Hyperinflation, US dollars pricing out Venezuelan consumers

Hyperinflation, US dollars pricing out Venezuelan consumers

Photo: AP

 

Yosmar Sanguino says she struggles to put food on the table for her two daughters and three grandchildren in a low-income neighborhood of Venezuela’s capital.

By AP – Regina García Cano and Juan Pablo Arraez

Aug 11, 2021

She often whips up arepas – traditional flat, round corn patties – with butter and cheese. But it’s hard to afford even those few ingredients.





“There is food, but the money is lacking. Because if you buy one thing, you can’t buy the other,” she said. “If you buy butter, you can’t buy cheese. Or if you buy the cheese, you can’t buy the butter.”

And she’s among the relatively fortunate Venezuelans who have at least some access to dollars – money sent by a son who emigrated to the United States as the the South American nation’s social, political and economic crises worsened.

More than 40% of Venezuelan households receive some remittances from abroad, which last year were expected to reach $4 billion, according to the consultancy firm Econoanalitica, based in Caracas, the capital. The money often flows through a network of third-party foreign bank account holders who charge commissions, digital payment methods such as Zelle or via friends or relatives travelling home with cash.

The country’s socialist government two years ago gave up its long and complicated efforts to restrict transactions in dollars in favor of the local bolivar, whose value has been obliterated by the world’s worst inflation.

That has largely ended shortages that for years left markets with chronically empty shelves. But it means many Venezuelans – paid in bolivars whose value evaporates by the day – can’t afford what’s on those shelves.

The government last week announced it would lop six zeros off the currency — a million-to-1 change – with new bills as of Oct. 1. Currently, the 1 million bolivar note is the largest denomination. It’s worth roughly a U.S. quarter.

But without other measures, that would have little to no effect on the continuing erosion of value. The government already had cut three zeros in 2008 and five more in 2018.

Despite repeated multiplications of the official minimum wage earned by millions of Venezuelans, it still amounts to about $2 – not even enough to buy a kilogram of chicken.

Millions of Venezuelans anxiously wait for the semi-monthly arrival of a heavily subsidized box of goods that costs between 43 cents and 62 cents and usually includes corn flour, rice, oil, sugar, pasta and beans.

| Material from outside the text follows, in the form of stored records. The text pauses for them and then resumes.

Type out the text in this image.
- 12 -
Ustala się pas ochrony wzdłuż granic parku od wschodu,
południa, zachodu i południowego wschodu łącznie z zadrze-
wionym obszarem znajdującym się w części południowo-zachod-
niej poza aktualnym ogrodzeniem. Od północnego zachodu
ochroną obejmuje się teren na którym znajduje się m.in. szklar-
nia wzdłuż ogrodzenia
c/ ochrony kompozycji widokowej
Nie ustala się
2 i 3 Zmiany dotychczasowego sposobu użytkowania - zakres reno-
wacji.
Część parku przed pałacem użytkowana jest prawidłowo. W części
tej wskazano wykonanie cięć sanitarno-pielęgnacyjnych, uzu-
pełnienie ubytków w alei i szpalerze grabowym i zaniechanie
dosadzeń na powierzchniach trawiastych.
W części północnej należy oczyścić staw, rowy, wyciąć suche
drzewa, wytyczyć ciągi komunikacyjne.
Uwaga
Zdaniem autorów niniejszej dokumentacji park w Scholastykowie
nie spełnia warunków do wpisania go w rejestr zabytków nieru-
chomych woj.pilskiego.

Many scramble to make ends meet with side jobs – home bakeries, haircuts, car repairs, food deliveries, barter.

And for some, the ends don’t meet at all.

Per capita consumption of protein dropped 60% between 2013, when President Nicolás Maduro took office, and 2019, according to investment firm Torino Capital. Consumption of chicken plunged 82% during that period, while eggs’ fell 66%.

A report from the U.N. Food and Agriculture Organization found that roughly a third of Venezuelans reported they had no food stored up and 11 percent reported sometimes going a day without food. The U.N. World Food Program in 2019 reported that 6.3% of children under 5 years were acutely malnourished, 13.4% were stunted and 30% were anemic. About 24% of women between the ages of 15 and 49 were also anemic.

The value of the bolivar had been collapsing for years despite – or because of – government efforts to control the exchange rate. It rapidly expanded the money supply even as there was less to spend it on, with an economy that was producing fewer goods and eventually exporting less oil.

But massive blackouts in 2019 began to change the dynamic, said Dagnelly Duarte, an economist for Torino Capital, which has a special focus on Venezuela.